City of Hope has signed an exclusive worldwide licensing agreement with Scopus BioPharma Inc. to develop and commercialize a City of Hope first-in-class, targeted immuno-oncology gene therapy.
A first in-human phase I clinical trial for B cell lymphoma patients that uses the licensed gene therapy drug, CpG-STAT3siRNA, a STAT3 inhibitor, is expected to commence at City of Hope in the second half of this year.
Growing evidence links B cell non-Hodgkin lymphomas to persistent activation of STAT3, a gene that drives tumor cell growth and anti-tumor immune suppression. The STAT3 inhibitor is a highly selective and targeted therapy that silences the activity of the STAT3 gene by way of RNA interference. It also stimulates the TLR9 receptors to activate the body’s immune defense to recognize and kill cancer cells.
In preclinical testing at City of Hope, the STAT3 inhibitor has successfully reduced growth and metastasis of various preclinical tumor models, including melanoma, and colon and bladder cancers, as well as leukemia and lymphoma.
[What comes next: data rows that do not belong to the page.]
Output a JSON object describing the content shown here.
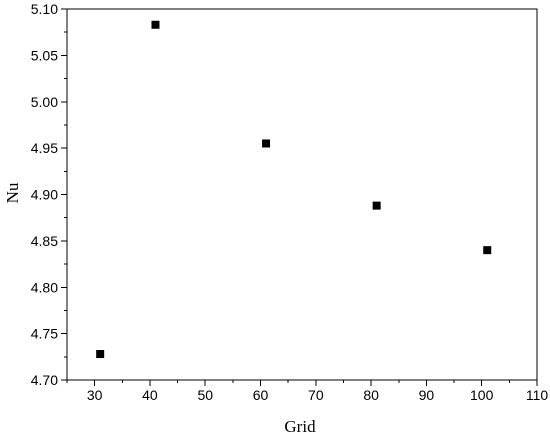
{
  "chart_data": {
    "type": "scatter",
    "xlabel": "Grid",
    "ylabel": "Nu",
    "xlim": [
      25,
      110
    ],
    "ylim": [
      4.7,
      5.1
    ],
    "x_ticks": [
      30,
      40,
      50,
      60,
      70,
      80,
      90,
      100,
      110
    ],
    "y_ticks": [
      "4.70",
      "4.75",
      "4.80",
      "4.85",
      "4.90",
      "4.95",
      "5.00",
      "5.05",
      "5.10"
    ],
    "grid": false,
    "marker": "square",
    "marker_color": "#000000",
    "points": [
      {
        "x": 31,
        "y": 4.728
      },
      {
        "x": 41,
        "y": 5.083
      },
      {
        "x": 61,
        "y": 4.955
      },
      {
        "x": 81,
        "y": 4.888
      },
      {
        "x": 101,
        "y": 4.84
      }
    ]
  }
}
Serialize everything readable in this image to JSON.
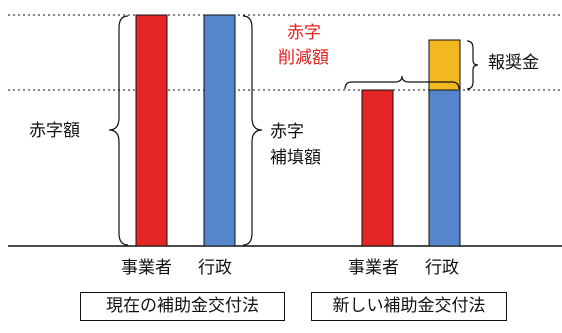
{
  "colors": {
    "operator": "#e52426",
    "government": "#5585cb",
    "reward": "#f3b81f",
    "accent_red": "#e3201c",
    "line": "#111111"
  },
  "labels": {
    "deficit_amount": "赤字額",
    "deficit_compensation_line1": "赤字",
    "deficit_compensation_line2": "補填額",
    "deficit_reduction_line1": "赤字",
    "deficit_reduction_line2": "削減額",
    "reward": "報奨金",
    "operator": "事業者",
    "government": "行政"
  },
  "captions": {
    "current": "現在の補助金交付法",
    "new": "新しい補助金交付法"
  }
}
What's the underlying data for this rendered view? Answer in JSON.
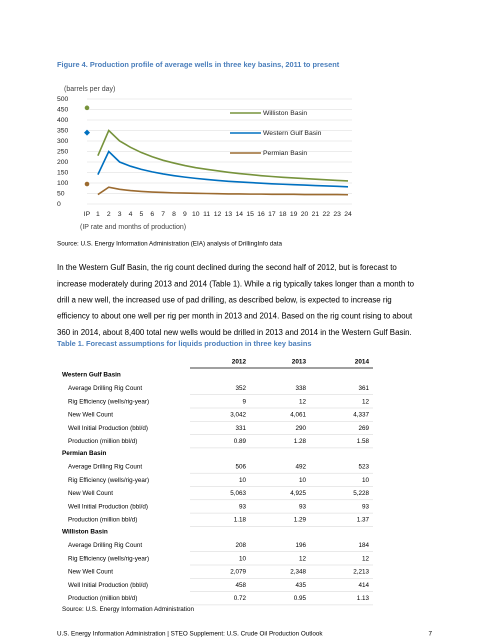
{
  "figure_title": "Figure 4. Production profile of average wells in three key basins, 2011 to present",
  "chart_data": {
    "type": "line",
    "y_label": "(barrels per day)",
    "x_label": "(IP rate and months of production)",
    "categories": [
      "IP",
      "1",
      "2",
      "3",
      "4",
      "5",
      "6",
      "7",
      "8",
      "9",
      "10",
      "11",
      "12",
      "13",
      "14",
      "15",
      "16",
      "17",
      "18",
      "19",
      "20",
      "21",
      "22",
      "23",
      "24"
    ],
    "ylim": [
      0,
      500
    ],
    "yticks": [
      0,
      50,
      100,
      150,
      200,
      250,
      300,
      350,
      400,
      450,
      500
    ],
    "grid": true,
    "series": [
      {
        "name": "Williston Basin",
        "color": "#77933c",
        "marker": "circle",
        "ip_value": 458,
        "values": [
          null,
          230,
          350,
          300,
          270,
          245,
          225,
          208,
          195,
          183,
          173,
          165,
          158,
          151,
          145,
          140,
          135,
          131,
          127,
          124,
          121,
          118,
          115,
          112,
          110
        ]
      },
      {
        "name": "Western Gulf Basin",
        "color": "#0070c0",
        "marker": "diamond",
        "ip_value": 340,
        "values": [
          null,
          140,
          250,
          200,
          180,
          165,
          153,
          143,
          135,
          128,
          122,
          117,
          112,
          108,
          105,
          102,
          99,
          96,
          94,
          92,
          90,
          88,
          86,
          84,
          82
        ]
      },
      {
        "name": "Permian Basin",
        "color": "#9c6b30",
        "marker": "circle",
        "ip_value": 95,
        "values": [
          null,
          45,
          80,
          70,
          64,
          60,
          57,
          55,
          53,
          52,
          51,
          50,
          49,
          48,
          48,
          47,
          47,
          46,
          46,
          46,
          45,
          45,
          45,
          45,
          44
        ]
      }
    ]
  },
  "figure_source": "Source:  U.S. Energy Information Administration (EIA) analysis of DrillingInfo data",
  "paragraph": [
    "In the Western Gulf Basin, the rig count declined during the second half of 2012, but is forecast to",
    "increase moderately during 2013 and 2014 (Table 1).  While a rig typically takes longer than a month to",
    "drill a new well, the increased use of pad drilling, as described below, is expected to increase rig",
    "efficiency to about one well per rig per month in 2013 and 2014.  Based on the rig count rising to about",
    "360 in 2014, about 8,400 total new wells would be drilled in 2013 and 2014 in the Western Gulf Basin."
  ],
  "table": {
    "title": "Table 1. Forecast assumptions for liquids production in three key basins",
    "columns": [
      "2012",
      "2013",
      "2014"
    ],
    "sections": [
      {
        "name": "Western Gulf Basin",
        "rows": [
          [
            "Average Drilling Rig Count",
            "352",
            "338",
            "361"
          ],
          [
            "Rig Efficiency (wells/rig-year)",
            "9",
            "12",
            "12"
          ],
          [
            "New Well Count",
            "3,042",
            "4,061",
            "4,337"
          ],
          [
            "Well Initial Production (bbl/d)",
            "331",
            "290",
            "269"
          ],
          [
            "Production (million bbl/d)",
            "0.89",
            "1.28",
            "1.58"
          ]
        ]
      },
      {
        "name": "Permian Basin",
        "rows": [
          [
            "Average Drilling Rig Count",
            "506",
            "492",
            "523"
          ],
          [
            "Rig Efficiency (wells/rig-year)",
            "10",
            "10",
            "10"
          ],
          [
            "New Well Count",
            "5,063",
            "4,925",
            "5,228"
          ],
          [
            "Well Initial Production (bbl/d)",
            "93",
            "93",
            "93"
          ],
          [
            "Production (million bbl/d)",
            "1.18",
            "1.29",
            "1.37"
          ]
        ]
      },
      {
        "name": "Williston Basin",
        "rows": [
          [
            "Average Drilling Rig Count",
            "208",
            "196",
            "184"
          ],
          [
            "Rig Efficiency (wells/rig-year)",
            "10",
            "12",
            "12"
          ],
          [
            "New Well Count",
            "2,079",
            "2,348",
            "2,213"
          ],
          [
            "Well Initial Production (bbl/d)",
            "458",
            "435",
            "414"
          ],
          [
            "Production (million bbl/d)",
            "0.72",
            "0.95",
            "1.13"
          ]
        ]
      }
    ],
    "source": "Source: U.S. Energy Information Administration"
  },
  "footer": {
    "text": "U.S. Energy Information Administration   |   STEO Supplement: U.S. Crude Oil Production Outlook",
    "page": "7"
  }
}
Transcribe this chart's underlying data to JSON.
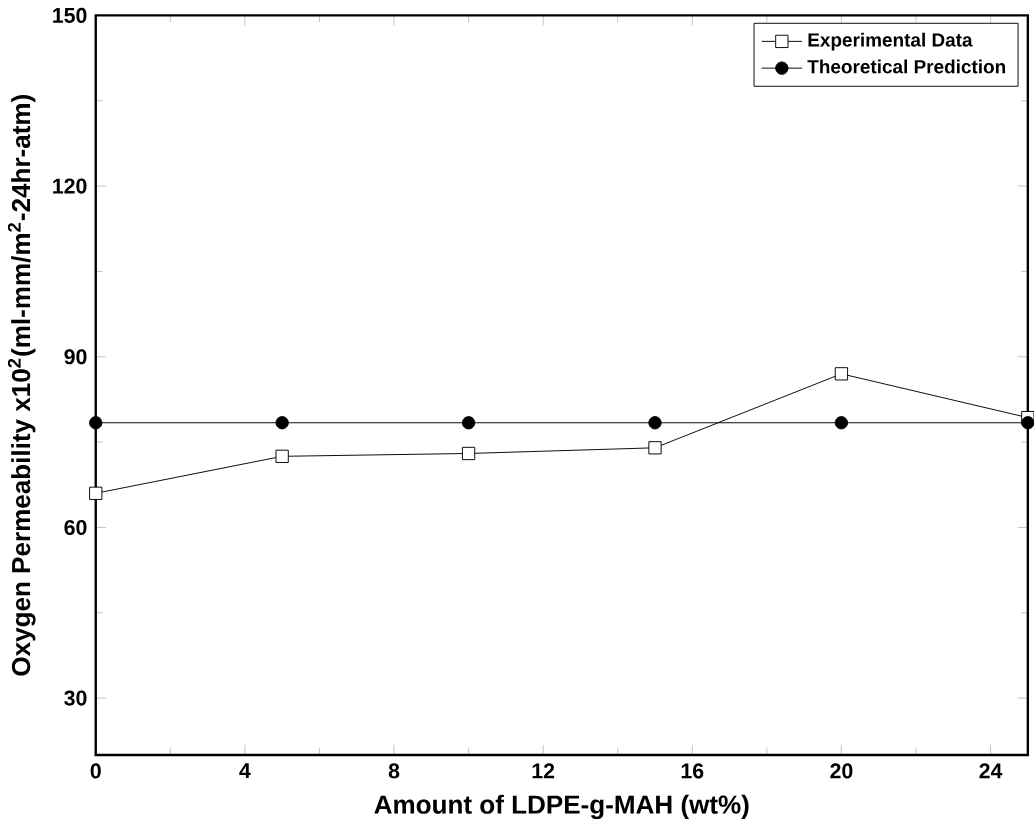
{
  "chart_data": {
    "type": "line",
    "xlabel": "Amount of LDPE-g-MAH (wt%)",
    "ylabel": "Oxygen Permeability x10$^{2}$(ml-mm/m$^{2}$-24hr-atm)",
    "x": [
      0,
      5,
      10,
      15,
      20,
      25
    ],
    "series": [
      {
        "name": "Experimental Data",
        "color": "#000000",
        "marker": "square",
        "values": [
          66,
          72.5,
          73,
          74,
          87,
          79.3
        ]
      },
      {
        "name": "Theoretical Prediction",
        "color": "#000000",
        "marker": "circle",
        "values": [
          78.4,
          78.4,
          78.4,
          78.4,
          78.4,
          78.4
        ]
      }
    ],
    "xlim": [
      0,
      25
    ],
    "ylim": [
      20,
      150
    ],
    "xticks": [
      0,
      4,
      8,
      12,
      16,
      20,
      24
    ],
    "yticks": [
      30,
      60,
      90,
      120,
      150
    ],
    "legend": "top right",
    "grid": false,
    "line_style": "solid"
  }
}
City of Hope’s Hua Yu, Billy and Audrey L. Wilder Professor in Tumor Immunotherapy, associate chair/professor in the Department of Immuno-Oncology, and co-leader of the Cancer Immunotherapeutics Program, and Marcin Kortylewski, associate professor in the Department of Immuno-Oncology, who are both leading experts in the role of STAT3 in tumor angiogenesis and tumor immune evasion and in oligonucleotide-based cancer immunotherapies, developed the STAT3 inhibitor.
The strategy was developed based on seminal discoveries by Yu’s team defining the key role of STAT3 in cancer cell survival and immune tolerance, combined with pioneering work by Kortylewski’s team on STAT3 targeting using TLR9-targeted delivery of siRNA oligonucleotide therapeutics into immune cells.
“STAT3 is critical for the survival and metastasis of cancer cells, and for suppressing anti-tumor immune responses,” Yu said in a statement.
“Our laboratories were the first to demonstrate that successful cancer immunotherapy needs to be two-step since TLR9 immunostimulation is only effective when STAT3 in the tumor microenvironment is no longer active,” Kortylewski said in a statement. “It is exciting to see this technology approaching clinical application with a strong ally in biopharma.”